A bill legalizing same-sex marriage has passed the United Kingdom’s House of Lords and is expected to be signed into law within the week. The “Marriage (Same Sex Couples) Bill” clears the way for same-sex couples to legally wed in England and Wales by the summer of 2014. Same-sex couples can currently form civil partnerships, with many — but not all — of the same rights as heterosexual married couples.
The House of Commons voted to allow same-sex marriage in England and Wales on May 21, by a vote of 366 to 161. The bill was then sent to the House of Lords.
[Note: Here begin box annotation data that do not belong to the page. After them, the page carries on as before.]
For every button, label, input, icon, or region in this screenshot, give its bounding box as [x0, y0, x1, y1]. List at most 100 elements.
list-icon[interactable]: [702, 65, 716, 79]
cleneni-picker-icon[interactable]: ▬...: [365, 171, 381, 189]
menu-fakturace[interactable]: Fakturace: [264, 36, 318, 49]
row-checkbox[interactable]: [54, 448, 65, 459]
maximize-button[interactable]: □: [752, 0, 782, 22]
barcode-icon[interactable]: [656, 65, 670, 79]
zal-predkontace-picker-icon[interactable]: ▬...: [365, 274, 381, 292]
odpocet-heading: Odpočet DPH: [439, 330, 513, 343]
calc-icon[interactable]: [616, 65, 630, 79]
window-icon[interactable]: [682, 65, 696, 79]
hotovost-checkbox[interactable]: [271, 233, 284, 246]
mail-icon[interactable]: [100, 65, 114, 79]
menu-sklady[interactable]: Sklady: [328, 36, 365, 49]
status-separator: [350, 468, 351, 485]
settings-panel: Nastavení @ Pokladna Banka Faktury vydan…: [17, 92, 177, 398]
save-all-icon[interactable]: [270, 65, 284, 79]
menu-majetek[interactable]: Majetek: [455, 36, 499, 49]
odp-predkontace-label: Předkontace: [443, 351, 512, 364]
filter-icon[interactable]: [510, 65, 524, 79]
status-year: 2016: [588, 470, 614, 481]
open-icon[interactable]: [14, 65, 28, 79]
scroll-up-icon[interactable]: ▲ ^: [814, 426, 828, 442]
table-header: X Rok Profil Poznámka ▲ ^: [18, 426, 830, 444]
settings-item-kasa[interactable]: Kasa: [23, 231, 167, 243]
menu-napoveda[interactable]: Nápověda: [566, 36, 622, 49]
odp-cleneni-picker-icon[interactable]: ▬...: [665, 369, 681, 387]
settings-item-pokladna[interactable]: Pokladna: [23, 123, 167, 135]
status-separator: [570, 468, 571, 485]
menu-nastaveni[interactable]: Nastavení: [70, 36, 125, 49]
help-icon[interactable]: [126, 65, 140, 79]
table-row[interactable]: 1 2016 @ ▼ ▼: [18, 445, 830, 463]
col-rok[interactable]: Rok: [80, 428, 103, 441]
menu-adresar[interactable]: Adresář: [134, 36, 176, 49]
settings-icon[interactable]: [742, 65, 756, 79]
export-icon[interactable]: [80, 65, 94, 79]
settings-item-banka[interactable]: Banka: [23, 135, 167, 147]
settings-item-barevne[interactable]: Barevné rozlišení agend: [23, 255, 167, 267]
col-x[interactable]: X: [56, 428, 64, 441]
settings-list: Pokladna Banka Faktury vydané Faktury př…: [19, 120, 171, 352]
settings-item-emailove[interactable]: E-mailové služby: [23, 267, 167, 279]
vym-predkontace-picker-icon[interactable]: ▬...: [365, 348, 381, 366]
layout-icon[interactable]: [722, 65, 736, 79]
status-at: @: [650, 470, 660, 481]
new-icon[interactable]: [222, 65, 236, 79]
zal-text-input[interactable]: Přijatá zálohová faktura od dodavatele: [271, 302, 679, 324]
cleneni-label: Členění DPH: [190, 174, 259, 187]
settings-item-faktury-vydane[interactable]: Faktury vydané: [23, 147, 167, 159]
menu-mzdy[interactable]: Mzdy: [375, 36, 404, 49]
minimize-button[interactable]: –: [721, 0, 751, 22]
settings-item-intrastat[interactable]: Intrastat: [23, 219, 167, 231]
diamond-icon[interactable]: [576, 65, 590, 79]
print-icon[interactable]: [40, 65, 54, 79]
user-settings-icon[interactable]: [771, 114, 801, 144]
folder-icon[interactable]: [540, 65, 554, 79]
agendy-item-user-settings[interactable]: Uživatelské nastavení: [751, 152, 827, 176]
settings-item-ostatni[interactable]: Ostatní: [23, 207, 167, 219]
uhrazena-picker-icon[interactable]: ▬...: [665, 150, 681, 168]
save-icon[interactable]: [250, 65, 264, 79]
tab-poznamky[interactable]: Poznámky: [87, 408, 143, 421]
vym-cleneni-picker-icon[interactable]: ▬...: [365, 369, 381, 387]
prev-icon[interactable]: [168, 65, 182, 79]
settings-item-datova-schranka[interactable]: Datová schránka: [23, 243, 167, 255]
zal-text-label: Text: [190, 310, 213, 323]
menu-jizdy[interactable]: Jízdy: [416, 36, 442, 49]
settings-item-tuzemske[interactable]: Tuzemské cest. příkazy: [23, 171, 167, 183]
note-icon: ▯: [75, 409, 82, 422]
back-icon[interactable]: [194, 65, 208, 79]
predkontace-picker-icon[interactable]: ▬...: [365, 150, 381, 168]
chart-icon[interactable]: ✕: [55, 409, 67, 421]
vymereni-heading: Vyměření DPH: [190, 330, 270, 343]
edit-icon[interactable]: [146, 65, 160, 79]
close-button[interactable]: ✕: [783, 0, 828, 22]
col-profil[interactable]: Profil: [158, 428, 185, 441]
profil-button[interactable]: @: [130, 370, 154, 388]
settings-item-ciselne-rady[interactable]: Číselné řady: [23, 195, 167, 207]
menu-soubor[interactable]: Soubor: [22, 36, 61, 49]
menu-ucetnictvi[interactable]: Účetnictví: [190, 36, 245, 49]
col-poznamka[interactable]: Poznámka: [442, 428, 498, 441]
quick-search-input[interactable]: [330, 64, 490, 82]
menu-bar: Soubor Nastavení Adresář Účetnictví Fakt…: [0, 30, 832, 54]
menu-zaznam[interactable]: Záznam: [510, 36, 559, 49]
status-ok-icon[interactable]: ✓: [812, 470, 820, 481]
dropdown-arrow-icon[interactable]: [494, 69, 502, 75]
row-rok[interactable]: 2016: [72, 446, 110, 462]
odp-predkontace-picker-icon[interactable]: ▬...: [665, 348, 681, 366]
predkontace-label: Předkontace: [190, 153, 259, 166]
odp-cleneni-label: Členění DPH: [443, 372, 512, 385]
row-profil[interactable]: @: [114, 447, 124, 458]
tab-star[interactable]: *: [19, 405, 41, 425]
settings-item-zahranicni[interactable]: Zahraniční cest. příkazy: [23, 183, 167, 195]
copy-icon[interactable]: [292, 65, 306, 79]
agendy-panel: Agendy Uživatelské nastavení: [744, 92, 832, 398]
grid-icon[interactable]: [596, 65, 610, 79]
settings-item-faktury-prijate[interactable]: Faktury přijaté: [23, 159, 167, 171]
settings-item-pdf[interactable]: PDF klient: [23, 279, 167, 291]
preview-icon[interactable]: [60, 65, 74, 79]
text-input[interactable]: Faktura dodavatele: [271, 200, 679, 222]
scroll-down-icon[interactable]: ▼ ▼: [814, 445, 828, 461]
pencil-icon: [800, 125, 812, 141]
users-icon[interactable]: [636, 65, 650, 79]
Before the vote, Lord Alli, one of the lead backers of the bill, gave a moving speech. “As a gay man over those 15 years you have changed my life,” he said as he thanked his peers in the House of Lords. “You have given me dignity where there was sometimes fear. You have given me hope where there was often darkness and you have given me equality where there was sometimes prejudice. My life and many others will be better today than it was yesterday.”
Although the bill enables gay couples to get married in both civil and religious ceremonies in England and Wales, it bars the Church of England from offering same-sex ceremonies, as the Church is currently divided on the issue. The bill also only legalizes unions in England and Wales — the Scottish parliament is currently debating a similar bill.
Queen Elizabeth is expected to be asked to give her approval to the bill by the end of the week.